ものっすごく重くて暗いのに仕上がっているのを想像して、かなり覚悟をして見ました。その甲斐(?)もあってか思っていたほどの苦しさは感じず観ることができました。『そこのみにて光輝く』はそれでもしんどかったですけど。それでも映画全体としては3作どれも、監督の作品への想いなのか、原作の物語に対する想いなのか、作家へのリスペクトなのか、もしくは観る人のためなのか、映画を見終わった後も、登場人物たちの生活は淡々と続いていくんだろうという感じがあったのが救いでした。
救いというほど救われているわけではないのですが、それでも閉塞感のまま苦しんで消えていく的な終わり方ではなかったような。本当は小説のほうもそうだったのかもしれないのですが、なんせすごく重い話だった記憶しかなかったもので……。

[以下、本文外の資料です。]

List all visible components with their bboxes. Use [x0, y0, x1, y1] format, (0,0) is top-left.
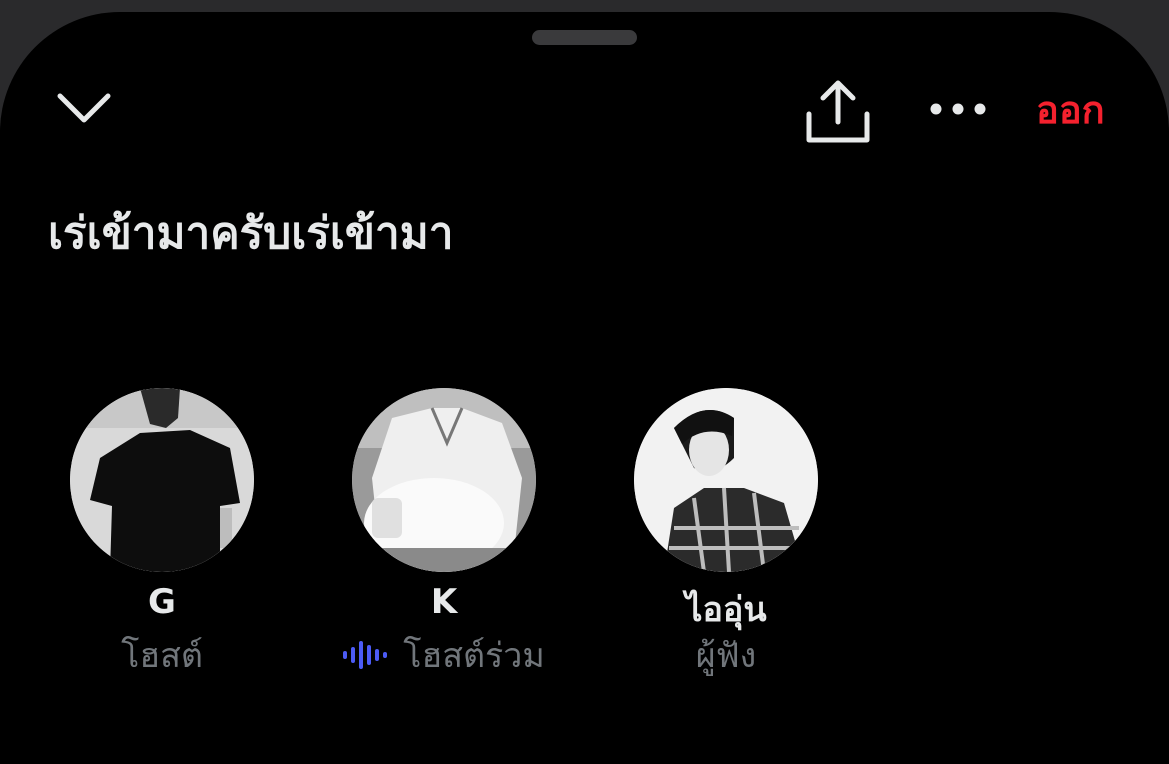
participant-name: K [430, 582, 458, 622]
participant-host[interactable]: G โฮสต์ [20, 374, 304, 694]
participant-cohost[interactable]: K โฮสต์ร่วม [302, 374, 586, 694]
participant-role-row: โฮสต์ร่วม [302, 628, 586, 682]
more-options-button[interactable] [925, 92, 991, 126]
participant-role: โฮสต์ร่วม [403, 636, 545, 676]
chevron-down-icon [57, 93, 111, 123]
space-title: เร่เข้ามาครับเร่เข้ามา [48, 208, 454, 259]
sheet-grabber[interactable] [532, 30, 637, 45]
more-horizontal-icon [930, 103, 986, 115]
participant-name: G [148, 582, 176, 622]
avatar[interactable] [352, 388, 536, 572]
space-sheet: ออก เร่เข้ามาครับเร่เข้ามา G โฮสต์ K โฮส… [0, 12, 1169, 764]
share-button[interactable] [803, 78, 873, 148]
avatar[interactable] [70, 388, 254, 572]
participants-grid: G โฮสต์ K โฮสต์ร่วม ไออุ่น ผู้ฟัง [0, 374, 1169, 694]
share-icon [806, 80, 870, 143]
audio-wave-icon [343, 641, 388, 669]
leave-button[interactable]: ออก [1036, 86, 1105, 134]
avatar[interactable] [634, 388, 818, 572]
avatar-photo-host [70, 388, 254, 572]
collapse-button[interactable] [56, 90, 112, 130]
participant-role: โฮสต์ [121, 636, 203, 676]
participant-listener[interactable]: ไออุ่น ผู้ฟัง [584, 374, 868, 694]
avatar-photo-cohost [352, 388, 536, 572]
participant-role: ผู้ฟัง [695, 636, 757, 676]
avatar-photo-listener [634, 388, 818, 572]
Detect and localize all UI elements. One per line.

そんなわけで、映画の中のストーリーでも重さや痛々しさはあるのですが、映画になったことであの小説たちに対してわたしが思っていた重さや痛々しさの部分は、何か一段別のもに昇華されたような気に今はなっています。
もう少し日をあけてもう1度見ようかな。そして原作も読んでみようかな。いや、あまり深追いせずにこのあたりにしておいた方がよさそうかな……

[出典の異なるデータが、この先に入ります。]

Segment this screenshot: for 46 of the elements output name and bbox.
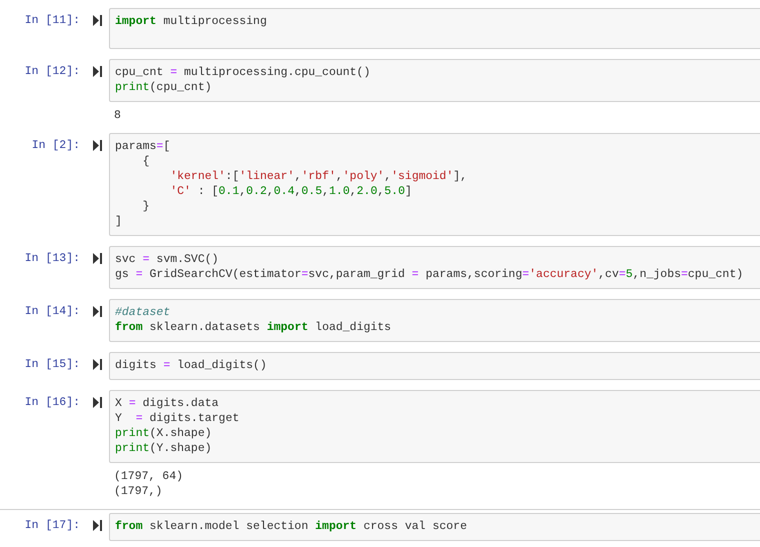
code-line: print(cpu_cnt) bbox=[115, 80, 213, 95]
run-cell-icon[interactable] bbox=[93, 15, 102, 26]
code-line: svc = svm.SVC() bbox=[115, 252, 220, 267]
code-line: 'kernel':['linear','rbf','poly','sigmoid'], bbox=[169, 169, 468, 184]
code-line: print(X.shape) bbox=[115, 426, 213, 441]
output-line: 8 bbox=[114, 108, 122, 123]
input-prompt: In [14]: bbox=[24, 304, 80, 319]
code-cell[interactable]: svc = svm.SVC() gs = GridSearchCV(estimator=svc,param_grid = params,scoring='accuracy',cv=5,n_jobs=cpu_cnt) bbox=[109, 246, 760, 289]
input-prompt: In [15]: bbox=[24, 357, 80, 372]
code-line: params=[ bbox=[115, 139, 172, 154]
input-prompt: In [17]: bbox=[24, 518, 80, 533]
code-cell[interactable]: #dataset from sklearn.datasets import load_digits bbox=[109, 299, 760, 342]
code-line: Y = digits.target bbox=[115, 411, 240, 426]
code-cell[interactable]: X = digits.data Y = digits.target print(X.shape) print(Y.shape) bbox=[109, 390, 760, 463]
code-line: cpu_cnt = multiprocessing.cpu_count() bbox=[115, 65, 372, 80]
code-line: from sklearn.model selection import cross val score bbox=[115, 519, 468, 534]
input-prompt: In [13]: bbox=[24, 251, 80, 266]
input-prompt: In [12]: bbox=[24, 64, 80, 79]
input-prompt: In [16]: bbox=[24, 395, 80, 410]
code-line: 'C' : [0.1,0.2,0.4,0.5,1.0,2.0,5.0] bbox=[169, 184, 413, 199]
code-cell[interactable]: from sklearn.model selection import cross val score bbox=[109, 513, 760, 541]
code-cell[interactable]: import multiprocessing bbox=[109, 8, 760, 49]
run-cell-icon[interactable] bbox=[93, 66, 102, 77]
run-cell-icon[interactable] bbox=[93, 397, 102, 408]
code-line: X = digits.data bbox=[115, 396, 220, 411]
code-line: digits = load_digits() bbox=[115, 358, 268, 373]
code-line: from sklearn.datasets import load_digits bbox=[115, 320, 392, 335]
run-cell-icon[interactable] bbox=[93, 140, 102, 151]
run-cell-icon[interactable] bbox=[93, 306, 102, 317]
input-prompt: In [2]: bbox=[30, 138, 80, 153]
run-cell-icon[interactable] bbox=[93, 520, 102, 531]
code-line: print(Y.shape) bbox=[115, 441, 213, 456]
code-line: #dataset bbox=[115, 305, 172, 320]
code-line: ] bbox=[115, 214, 123, 229]
code-line: { bbox=[142, 154, 151, 169]
code-line: import multiprocessing bbox=[115, 14, 268, 29]
run-cell-icon[interactable] bbox=[93, 359, 102, 370]
code-cell[interactable]: digits = load_digits() bbox=[109, 352, 760, 380]
output-line: (1797,) bbox=[114, 484, 164, 499]
code-cell[interactable]: cpu_cnt = multiprocessing.cpu_count() print(cpu_cnt) bbox=[109, 59, 760, 102]
input-prompt: In [11]: bbox=[24, 13, 80, 28]
run-cell-icon[interactable] bbox=[93, 253, 102, 264]
code-line: } bbox=[142, 199, 151, 214]
output-line: (1797, 64) bbox=[114, 469, 184, 484]
code-line: gs = GridSearchCV(estimator=svc,param_grid = params,scoring='accuracy',cv=5,n_jobs=cpu_cnt) bbox=[115, 267, 744, 282]
code-cell[interactable]: params=[ { 'kernel':['linear','rbf','poly','sigmoid'], 'C' : [0.1,0.2,0.4,0.5,1.0,2.0,5.0] } ] bbox=[109, 133, 760, 236]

監督:熊切和嘉 脚本:宇治田隆史 出演:谷村美月、竹原ピストル、加瀬亮、三浦誠己、山中崇、南果歩、小林薫
監督:呉美保 脚本:高田亮 出演:綾野剛、池脇千鶴、菅田将暉、高橋一也、火野正平、伊佐山ひろ子、田村奏二郎
監督:山下敦啓 脚本:高田亮 出演:オダギリジョー、蒼井優、松田翔太、北村有起哉、満島真之介、松澤匠、鈴木常吉、優香
オーバー・フェンス - Wikipedia(公式サイトリンク切れ)
上のリンクは映画の公開順に並べましたが、わたしは新しい順に見ました。特に意味はないのですが。